4. The defence taken and the case as presented in the lower Courts was that taluk Kashi Chandra Bandopadhyaya has in law ceased to exist as a result of the said partition, being a taluk not created by all the proprietors of touzi No. 4407. That position cannot be maintained in law. If a tenure is created by some of the joint proprietors of an estate, the said tenure is not extinguished on a partition under the Estates Partition Act. If the lands compromised in the tenure fall within the Shaham of the grantor of the tenure, there is no disturbance of the tenure-holder. If they are allotted to others, the tenure-holder gets compensation lands from the Shaham of his grantor under Section 99, Estates Partition Act. In any case the tenure is neither destroyed nor split up.

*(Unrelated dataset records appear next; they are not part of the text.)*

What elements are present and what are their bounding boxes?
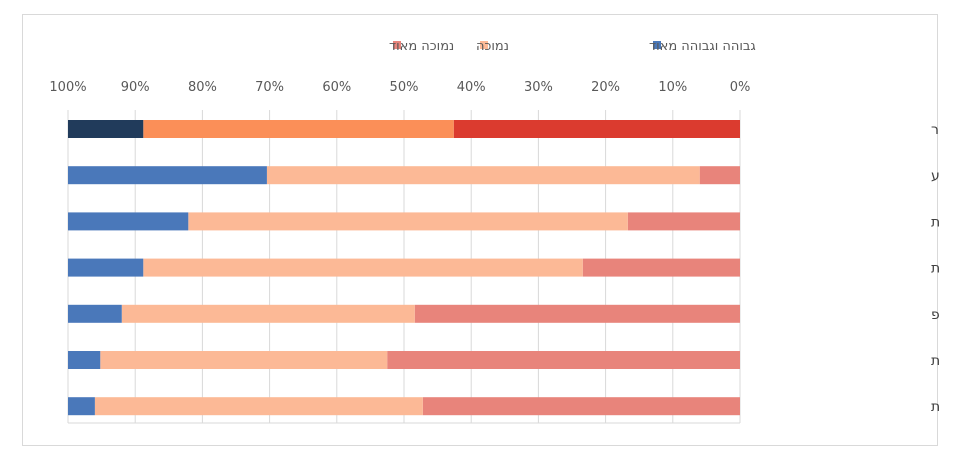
bar-segment <box>121 304 415 323</box>
bar-segment <box>100 351 388 369</box>
x-tick-label: 80% <box>188 80 217 95</box>
bar-segment <box>387 351 740 369</box>
category-label: תעשייה מעורבת עלית <box>931 261 939 277</box>
legend-swatch <box>480 41 488 49</box>
category-label: שירותים דלי מו"פ <box>931 307 939 323</box>
bar-segment <box>68 351 101 369</box>
bar-segment <box>453 120 740 138</box>
category-label: סך אוכלוסיית הסקר <box>931 122 939 138</box>
bar-segment <box>414 304 740 323</box>
x-tick-label: 40% <box>457 80 486 95</box>
x-tick-label: 100% <box>49 80 86 95</box>
category-label: תעשייה מסורתית <box>931 353 939 369</box>
category-label: תעשייה עלית <box>931 214 939 230</box>
bar-segment <box>68 258 144 277</box>
x-tick-label: 70% <box>255 80 284 95</box>
bar-segment <box>143 120 454 138</box>
legend-label: נמוכה <box>476 39 509 54</box>
bars <box>68 120 740 416</box>
bar-segment <box>94 397 423 416</box>
category-labels: סך אוכלוסיית הסקר שירותים עתירי ידע תעשייה… <box>931 122 939 415</box>
x-tick-label: 60% <box>322 80 351 95</box>
bar-segment <box>627 212 740 231</box>
category-label: תעשייה מעורבת מסורתית <box>931 399 939 415</box>
bar-segment <box>68 304 122 323</box>
bar-segment <box>266 166 700 185</box>
x-tick-label: 10% <box>658 80 687 95</box>
legend-label: נמוכה מאוד <box>389 39 454 54</box>
bar-segment <box>68 212 189 231</box>
bar-segment <box>143 258 583 277</box>
bar-segment <box>422 397 740 416</box>
legend-label: גבוהה וגבוהה מאוד <box>649 39 756 54</box>
bar-segment <box>68 120 144 138</box>
legend-swatch <box>653 41 661 49</box>
x-tick-label: 50% <box>390 80 419 95</box>
bar-segment <box>699 166 740 185</box>
category-label: שירותים עתירי ידע <box>931 168 939 184</box>
stacked-bar-chart: גבוהה וגבוהה מאוד נמוכה נמוכה מאוד 0% 10% 20… <box>49 39 939 424</box>
x-tick-label: 20% <box>591 80 620 95</box>
x-axis-ticks: 0% 10% 20% 30% 40% 50% 60% 70% 80% 90% 100% <box>49 80 750 95</box>
legend-swatch <box>393 41 401 49</box>
legend: גבוהה וגבוהה מאוד נמוכה נמוכה מאוד <box>389 39 756 54</box>
x-tick-label: 90% <box>121 80 150 95</box>
bar-segment <box>68 166 267 185</box>
x-tick-label: 0% <box>730 80 751 95</box>
bar-segment <box>68 397 95 416</box>
bar-segment <box>582 258 740 277</box>
x-tick-label: 30% <box>524 80 553 95</box>
chart-frame: גבוהה וגבוהה מאוד נמוכה נמוכה מאוד 0% 10% 20… <box>22 14 939 446</box>
bar-segment <box>188 212 628 231</box>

5. In the case before me the said Taluk was created by some of the part proprietors of the touzi who did not get one joint allotment. They got four separate allotments and the lands of the tenure have fallen within the geographical limits of one of these four Shahams, namely Shaham No. 13 of the pro forma defendants. Mr. Karkoon contends that in such case the tenure holders of the Taluk Kashi Chandra Bandopadhyaya cannot say that all the lands which originally were comprised in the tenure are still included in the tenure after the partition. To make his position clear he takes a hypothetical case. A and B are part owners of an estate each having four annas share. They create a tenure which comprises 100 bighas of land comprised in block X; at the partition block X is allotted to A alone. Mr. Karkoon says that under Section 99, Estates Partition Act, the allotment of B cannot be free of the tenure. The tenure holder would get from the lands of B's allotment as within his tenure 50 bighas of land and as the tenure consisted of 100 bighas, only 50 bighas (the balance) in A's allotment would be burdened with the tenure and not the whole of 100 bighas. He says that otherwise the result would be unfair and inequitable, for A will have to be satisfied only with the rent payable by the tenure holder and would not be able to get any rent from the ryots holding any portion of the said 100 bighas while B will be able to realise such rents. I am afraid I cannot give effect to his contention. If by reason of this mode of partition there may be any likelihood of difference in the value of the two allotments, it is for A and B to have their allotments equalised in value by the partition authorities. That is to say in such a contingency A should have claimed more ryoti or khas lands in his allotments to make up for the deficiency of the profits intercepted by the tenure-holder.

6. His only remedy would be before the partition authorities when the allotments are prepared. To allow him to take up the position now would be to disturb the scheme of partition. The Shikmi Taluk being created by him subsists as against him. It is not destroyed, split up or mutilated in the circumstances of this case. The plaintiffs are part owners of the said Shikmi Taluk and have the same share therein as before. In the circumstances of this case also there is no inequity in the position of the plaintiffs and pro forma defendants regarded as proprietors of the estate, because the plaintiffs have within their allotment one of the Shikmi Taluks. The position is that the plaintiffs and the pro forma defendants would be entitled to realize the rent due respectively from the Shikmi Talukdars whose Taluks have been included in their respective Shahams, and inasmuch the Shikmi Taluks have neither been destroyed nor affected as a result of the partition under the Estates Partition Act; the plaintiffs as part owners of the said taluk are entitled to claim rent from the ryots according to the share claimed by them. The result is that the appeal is dismissed with costs.